Eine direkte Demokratie, also die Stärkung von Bürgerentscheiden (nicht zu verwechseln mit einem „Referendum“) wäre eine tatsächliche Stärkung der Demokratie.
Warum wohl wird die Stärkung der Bürgerentscheide (Volksbegehren) seit Jahrzehnten nicht vorgenommen?
Herzliche Grüße
HW
7. Leserbrief
Hallo Nachdenkseiten,
kurzer Rückblick:
Im Zuge von S21 gab es eine “Schlichtung” und eine “Abstimmung” (2011).
Das Volk war also scheinbar beteiligt an der Entscheidungsfindung. So!
Das Ergebnis kann man alle paar Wochen in der Zeitung verfolgen.
2013 erschien:
“Die Mitmachfalle: Bürgerbeteiligung als Herrschaftsinstrument”
- ISBN-10 : 3894385278
- ISBN-13 : 978-3894385279
Das passt doch gut zum Thema, oder nicht?
Die Politik hat dazugelernt und beschäftigt den Protest also mit sich selber.
Das ist mittlerweile über 10 Jahre her und wurde von der herrschenden Elite noch weiter perfektioniert.
Der Protest und die Kritik wird von teuren Moderatoren im Sinne der Geldgeber kanalisiert und am Ende kastriert.
Somit wird mit unseren Steuergeldern uns auch noch das Maul zugenäht.
Von daher bin ich diesen Beteiligungsformaten gegenüber sehr reserviert eingestellt.
MfG,
Wolfgang Harr
8. Leserbrief
Hallo liebes NDS-Team,
ich habe den Artikel “Mit Bürgerräten die Demokratie revitalisieren” gelesen und möchte auf meine folgende Beobachtung hinweisen.
Seit gut drei Jahren kann man über die Webseite von Abstimmnug21-mitmachen.de über gesellschaftlich wichtige Themen abstimmen.
Der Prozess scheint relativ transparent und offen zu laufen, obwohl auch hier Zweifel angebracht sind. Zu Beginn kann jeder ein Thema formulieren. Über mehrere Wochen und mehrere Abstimmungen werden dann die Top-Themen bestimmt.
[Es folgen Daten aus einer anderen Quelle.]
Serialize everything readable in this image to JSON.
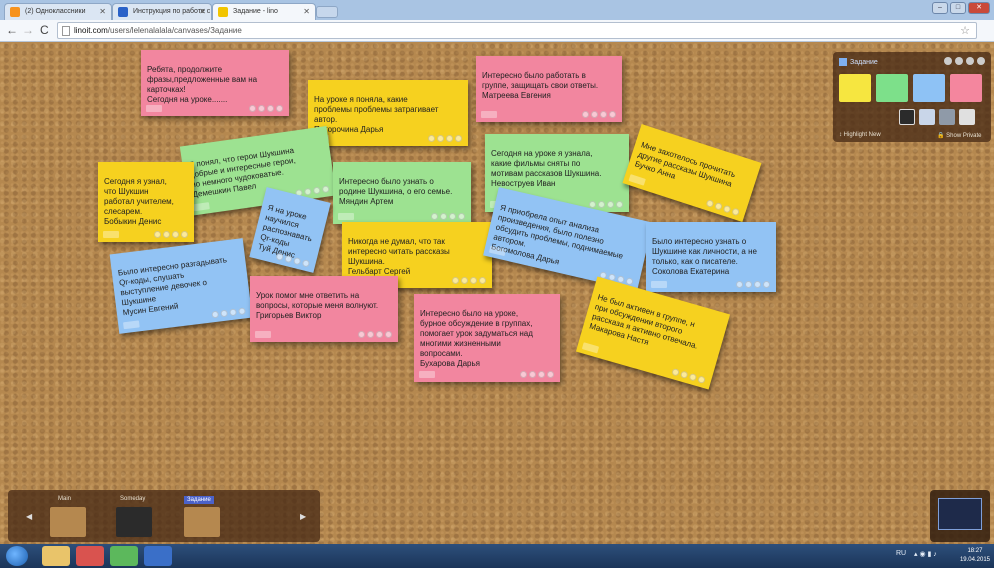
{
  "tabs": [
    {
      "label": "(2) Одноклассники",
      "icon_color": "#f7931e"
    },
    {
      "label": "Инструкция по работе с",
      "icon_color": "#2a62c8"
    },
    {
      "label": "Задание - lino",
      "icon_color": "#f2c500"
    }
  ],
  "address": {
    "host": "linoit.com",
    "path": "/users/lelenalalala/canvases/Задание"
  },
  "panel": {
    "title": "Задание",
    "highlight_label": "Highlight New",
    "private_label": "Show Private"
  },
  "tray": {
    "canvases": [
      "Main",
      "Someday",
      "Задание"
    ]
  },
  "notes": [
    {
      "color": "pink",
      "text": "Ребята, продолжите\nфразы,предложенные вам на\nкарточках!\nСегодня на уроке......."
    },
    {
      "color": "yellow",
      "text": "На уроке я поняла, какие\nпроблемы проблемы затрагивает\nавтор.\nПоторочина Дарья"
    },
    {
      "color": "pink",
      "text": "Интересно было работать в\nгруппе, защищать свои ответы.\nМатреева Евгения"
    },
    {
      "color": "green",
      "text": "Я понял, что герои Шукшина\nдобрые и интересные герои,\nно немного чудоковатые.\nДемешкин Павел"
    },
    {
      "color": "yellow",
      "text": "Сегодня я узнал,\nчто Шукшин\nработал учителем,\nслесарем.\nБобыкин Денис"
    },
    {
      "color": "green",
      "text": "Интересно было узнать о\nродине Шукшина, о его семье.\nМяндин Артем"
    },
    {
      "color": "green",
      "text": "Сегодня на уроке я узнала,\nкакие фильмы сняты по\nмотивам рассказов Шукшина.\nНевоструев Иван"
    },
    {
      "color": "yellow",
      "text": "Мне захотелось прочитать\nдругие рассказы Шукшина\nБучко Анна"
    },
    {
      "color": "blue",
      "text": "Я на уроке\nнаучился\nраспознавать\nQr-коды\nТуй Денис"
    },
    {
      "color": "yellow",
      "text": "Никогда не думал, что так\nинтересно читать рассказы\nШукшина.\nГельбарт Сергей"
    },
    {
      "color": "blue",
      "text": "Я приобрела опыт анализа\nпроизведения, было полезно\nобсудить проблемы, поднимаемые\nавтором.\nБогомолова Дарья"
    },
    {
      "color": "blue",
      "text": "Было интересно узнать о\nШукшине как личности, а не\nтолько, как о писателе.\nСоколова Екатерина"
    },
    {
      "color": "blue",
      "text": "Было интересно разгадывать\nQr-коды, слушать\nвыступление девочек о\nШукшине\nМусин Евгений"
    },
    {
      "color": "pink",
      "text": "Урок помог мне ответить на\nвопросы, которые меня волнуют.\nГригорьев Виктор"
    },
    {
      "color": "pink",
      "text": "Интересно было на уроке,\nбурное обсуждение в группах,\nпомогает урок задуматься над\nмногими жизненными\nвопросами.\nБухарова Дарья"
    },
    {
      "color": "yellow",
      "text": "Не был активен в группе, н\nпри обсуждении второго\nрассказа я активно отвечала.\nМакарова Настя"
    }
  ],
  "taskbar": {
    "lang": "RU",
    "time": "18:27",
    "date": "19.04.2015"
  }
}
Auf der folgenden Seite findet man die Top 20.
‘Gewonnen’ hat die Fuchsjagd! Jetzt wird sicherlich alles besser ;-)
Da ich die Abstimmung von Anfang an verfolgt habe, weiss ich, dass auch Themen wie Coronaaufarbeitung, Frieden jetzt, Keine Waffenlieferungen etc. in verschiedenen Formulierungen dabei waren. Unter den Top20 sind diese Themen nicht – seltsam?!
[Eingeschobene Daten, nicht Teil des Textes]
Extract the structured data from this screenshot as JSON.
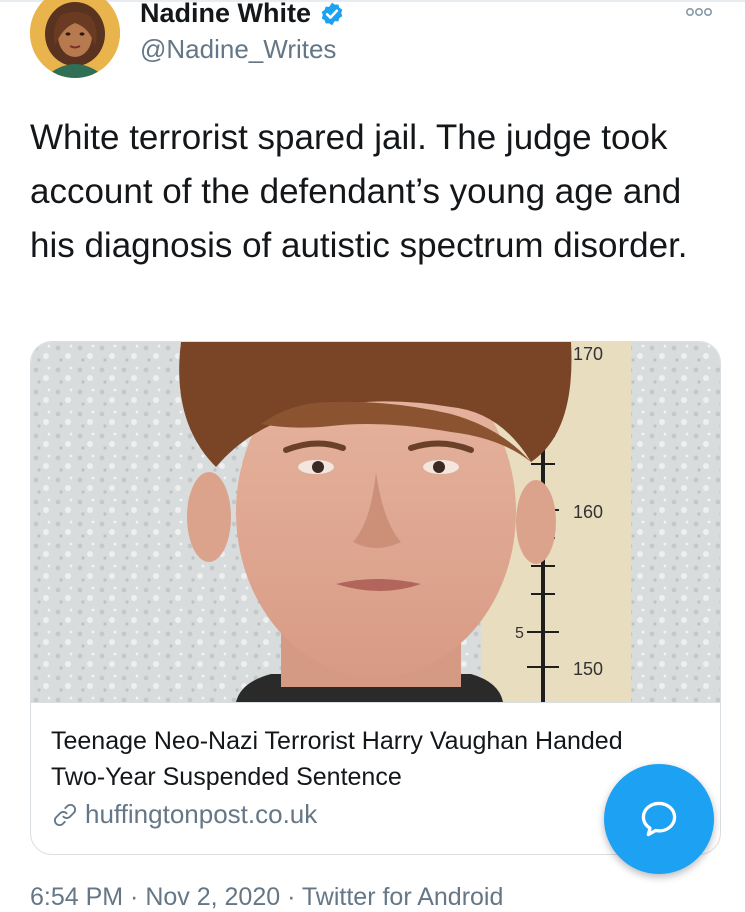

Man findet sicherlich viel Sinnvolles unter den Themen, was auch meine Zustimmung bekam und auch manches schizophren anmutendes, wie Punkt 4 ‘Gentechnik muss erkennbar bleiben!Wahlfreiheit erhalten!’, denn die Corona-Spritzeritis war erkennbar eine gentechnische Veränderung, von der man aber nichts wissen wollte, dennoch erstaunt es, dass aktuell brennende Großthemen nicht in die engere Auswahl kamen.